Patch testing has been used successfully to demonstrate tetrazepam allergy. Oral testing can also be used. Skin prick tests are not always accurate and may produce false negatives.

Drowsiness is a common side effect of tetrazepam. A reduction in muscle force can occur. Myasthenia gravis, a condition characterised by severe muscle weakness is another potential adverse effect from tetrazepam. Cardiovascular and respiratory adverse effects can occur with tetrazepam similar to other benzodiazepines.

===Tolerance, dependence and withdrawal===

Prolonged use, as with all benzodiazepines, should be avoided, as tolerance occurs and there is a risk of benzodiazepine dependence and a benzodiazepine withdrawal syndrome after stopping or reducing dosage.

==Overdose==

Tetrazepam, like other benzodiazepines is a drug which is very frequently present in cases of overdose. These overdoses are often mixed overdoses, i.e. a mixture of other benzodiazepines or other drug classes with tetrazepam.

==Contraindications and special caution==
Benzodiazepines require special precaution if used in the elderly, during pregnancy, in children, alcohol or drug-dependent individuals and individuals with comorbid psychiatric disorders.

==Pharmacology==
Tetrazepam is an unusual benzodiazepine in its molecular structure as it has cyclohexenyl group which has substituted the typical 5-phenyl moiety seen in other benzodiazepines.
Tetrazepam, is rapidly absorbed after oral administration, within 45 mins and reaches peak plasma levels in less than 2 hours.
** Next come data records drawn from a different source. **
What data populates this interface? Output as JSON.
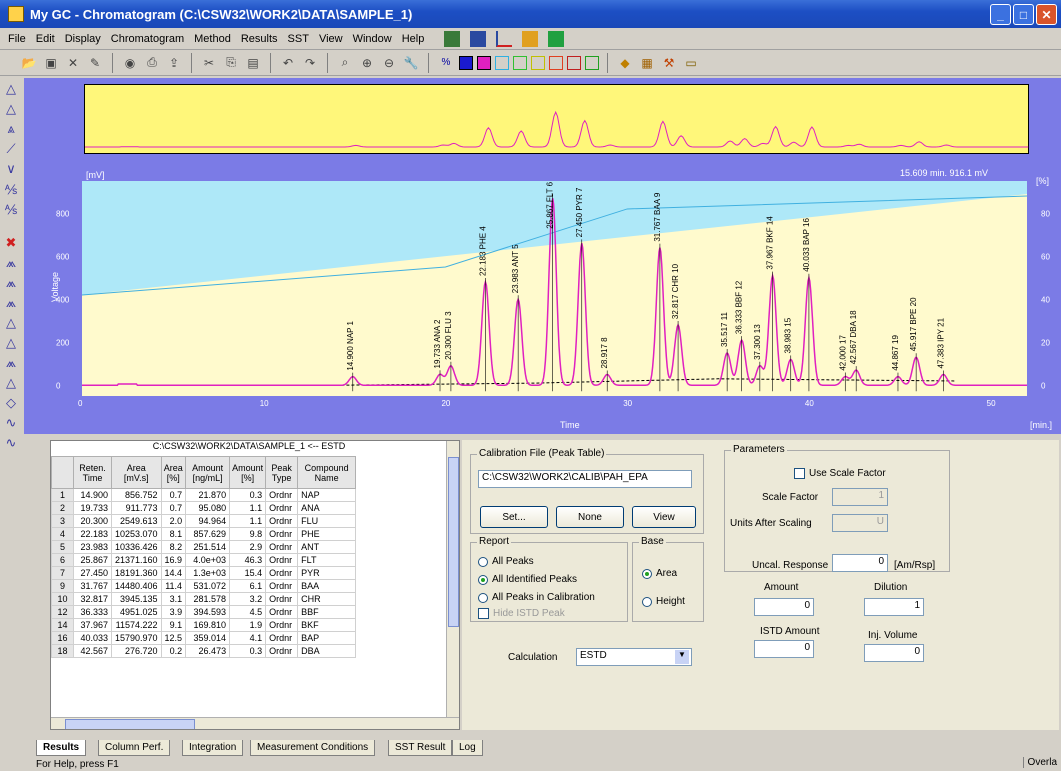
{
  "window": {
    "title": "My GC - Chromatogram (C:\\CSW32\\WORK2\\DATA\\SAMPLE_1)"
  },
  "menu": [
    "File",
    "Edit",
    "Display",
    "Chromatogram",
    "Method",
    "Results",
    "SST",
    "View",
    "Window",
    "Help"
  ],
  "chart": {
    "readout": "15.609 min. 916.1 mV",
    "y_label_units": "[mV]",
    "y_axis_title": "Voltage",
    "y_right_units": "[%]",
    "x_units": "[min.]",
    "x_title": "Time",
    "y_ticks": [
      "0",
      "200",
      "400",
      "600",
      "800"
    ],
    "y_right_ticks": [
      "0",
      "20",
      "40",
      "60",
      "80"
    ],
    "x_ticks": [
      "0",
      "10",
      "20",
      "30",
      "40",
      "50"
    ],
    "peak_labels": [
      {
        "text": "14.900 NAP 1",
        "t": 14.9
      },
      {
        "text": "19.733 ANA 2",
        "t": 19.7
      },
      {
        "text": "20.300 FLU 3",
        "t": 20.3
      },
      {
        "text": "22.183 PHE 4",
        "t": 22.2
      },
      {
        "text": "23.983 ANT 5",
        "t": 24.0
      },
      {
        "text": "25.867 FLT 6",
        "t": 25.9
      },
      {
        "text": "27.450 PYR 7",
        "t": 27.5
      },
      {
        "text": "28.917 8",
        "t": 28.9
      },
      {
        "text": "31.767 BAA 9",
        "t": 31.8
      },
      {
        "text": "32.817 CHR 10",
        "t": 32.8
      },
      {
        "text": "35.517 11",
        "t": 35.5
      },
      {
        "text": "36.333 BBF 12",
        "t": 36.3
      },
      {
        "text": "37.300 13",
        "t": 37.3
      },
      {
        "text": "37.967 BKF 14",
        "t": 38.0
      },
      {
        "text": "38.983 15",
        "t": 39.0
      },
      {
        "text": "40.033 BAP 16",
        "t": 40.0
      },
      {
        "text": "42.000 17",
        "t": 42.0
      },
      {
        "text": "42.567 DBA 18",
        "t": 42.6
      },
      {
        "text": "44.867 19",
        "t": 44.9
      },
      {
        "text": "45.917 BPE 20",
        "t": 45.9
      },
      {
        "text": "47.383 IPY 21",
        "t": 47.4
      }
    ]
  },
  "chart_data": {
    "type": "line",
    "xlabel": "Time",
    "ylabel": "Voltage",
    "xlim": [
      0,
      52
    ],
    "ylim": [
      -50,
      950
    ],
    "peaks": [
      {
        "t": 14.9,
        "h": 40
      },
      {
        "t": 19.7,
        "h": 50
      },
      {
        "t": 20.3,
        "h": 90
      },
      {
        "t": 22.2,
        "h": 480
      },
      {
        "t": 24.0,
        "h": 400
      },
      {
        "t": 25.9,
        "h": 870
      },
      {
        "t": 27.5,
        "h": 660
      },
      {
        "t": 28.9,
        "h": 50
      },
      {
        "t": 31.8,
        "h": 640
      },
      {
        "t": 32.8,
        "h": 280
      },
      {
        "t": 35.5,
        "h": 150
      },
      {
        "t": 36.3,
        "h": 210
      },
      {
        "t": 37.3,
        "h": 90
      },
      {
        "t": 38.0,
        "h": 510
      },
      {
        "t": 39.0,
        "h": 120
      },
      {
        "t": 40.0,
        "h": 500
      },
      {
        "t": 42.0,
        "h": 40
      },
      {
        "t": 42.6,
        "h": 70
      },
      {
        "t": 44.9,
        "h": 40
      },
      {
        "t": 45.9,
        "h": 130
      },
      {
        "t": 47.4,
        "h": 50
      }
    ]
  },
  "table": {
    "path": "C:\\CSW32\\WORK2\\DATA\\SAMPLE_1 <-- ESTD",
    "headers": [
      "",
      "Reten. Time",
      "Area [mV.s]",
      "Area [%]",
      "Amount [ng/mL]",
      "Amount [%]",
      "Peak Type",
      "Compound Name"
    ],
    "rows": [
      [
        "1",
        "14.900",
        "856.752",
        "0.7",
        "21.870",
        "0.3",
        "Ordnr",
        "NAP"
      ],
      [
        "2",
        "19.733",
        "911.773",
        "0.7",
        "95.080",
        "1.1",
        "Ordnr",
        "ANA"
      ],
      [
        "3",
        "20.300",
        "2549.613",
        "2.0",
        "94.964",
        "1.1",
        "Ordnr",
        "FLU"
      ],
      [
        "4",
        "22.183",
        "10253.070",
        "8.1",
        "857.629",
        "9.8",
        "Ordnr",
        "PHE"
      ],
      [
        "5",
        "23.983",
        "10336.426",
        "8.2",
        "251.514",
        "2.9",
        "Ordnr",
        "ANT"
      ],
      [
        "6",
        "25.867",
        "21371.160",
        "16.9",
        "4.0e+03",
        "46.3",
        "Ordnr",
        "FLT"
      ],
      [
        "7",
        "27.450",
        "18191.360",
        "14.4",
        "1.3e+03",
        "15.4",
        "Ordnr",
        "PYR"
      ],
      [
        "9",
        "31.767",
        "14480.406",
        "11.4",
        "531.072",
        "6.1",
        "Ordnr",
        "BAA"
      ],
      [
        "10",
        "32.817",
        "3945.135",
        "3.1",
        "281.578",
        "3.2",
        "Ordnr",
        "CHR"
      ],
      [
        "12",
        "36.333",
        "4951.025",
        "3.9",
        "394.593",
        "4.5",
        "Ordnr",
        "BBF"
      ],
      [
        "14",
        "37.967",
        "11574.222",
        "9.1",
        "169.810",
        "1.9",
        "Ordnr",
        "BKF"
      ],
      [
        "16",
        "40.033",
        "15790.970",
        "12.5",
        "359.014",
        "4.1",
        "Ordnr",
        "BAP"
      ],
      [
        "18",
        "42.567",
        "276.720",
        "0.2",
        "26.473",
        "0.3",
        "Ordnr",
        "DBA"
      ]
    ]
  },
  "calibration": {
    "group": "Calibration File (Peak Table)",
    "file": "C:\\CSW32\\WORK2\\CALIB\\PAH_EPA",
    "set": "Set...",
    "none": "None",
    "view": "View"
  },
  "report": {
    "group": "Report",
    "options": [
      "All Peaks",
      "All Identified Peaks",
      "All Peaks in Calibration"
    ],
    "hide_istd": "Hide ISTD Peak"
  },
  "base": {
    "group": "Base",
    "options": [
      "Area",
      "Height"
    ]
  },
  "calculation": {
    "label": "Calculation",
    "value": "ESTD"
  },
  "parameters": {
    "group": "Parameters",
    "use_scale": "Use Scale Factor",
    "scale_factor_label": "Scale Factor",
    "scale_factor_value": "1",
    "units_label": "Units After Scaling",
    "units_value": "U",
    "uncal_label": "Uncal. Response",
    "uncal_value": "0",
    "uncal_units": "[Am/Rsp]",
    "amount_label": "Amount",
    "amount_value": "0",
    "dilution_label": "Dilution",
    "dilution_value": "1",
    "istd_label": "ISTD Amount",
    "istd_value": "0",
    "inj_label": "Inj. Volume",
    "inj_value": "0"
  },
  "tabs": [
    "Results",
    "Column Perf.",
    "Integration",
    "Measurement Conditions",
    "SST Result",
    "Log"
  ],
  "status": {
    "help": "For Help, press F1",
    "mode": "Overla"
  }
}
It is classed as an intermediate acting benzodiazepine with an elimination half-life of approximately 15 hours. It is primarily metabolised to the inactive metabolites 3-hydroxy-tetrazepam and nortetrazepam. The pharmacological effects of tetrazepam are significantly less potent when compared against diazepam, in animal studies. Tetrazepam is a benzodiazepine site agonist and binds unselectively to type 1 and type 2 benzodiazepine site types as well as to peripheral benzodiazepine receptors. The muscle relaxant properties of tetrazepam are most likely due to a reduction of calcium influx. Small amounts of diazepam as well as the active metabolites of diazepam are produced from metabolism of tetrazepam. The metabolism of tetrazepam has led to false accusations of prisoners prescribed tetrazepam of taking illicit diazepam; this can lead to increased prison sentences for prisoners.

==Abuse==

Tetrazepam as with other benzodiazepines is sometimes abused. It is sometimes abused to incapacitate a victim in order to carry out a drug-facilitated crime. or abused in order to achieve a state of intoxication.
Tetrazepam's abuse for to carry out drug facilitated crimes may be less however, than other benzodiazepines due to its reduced hypnotic properties.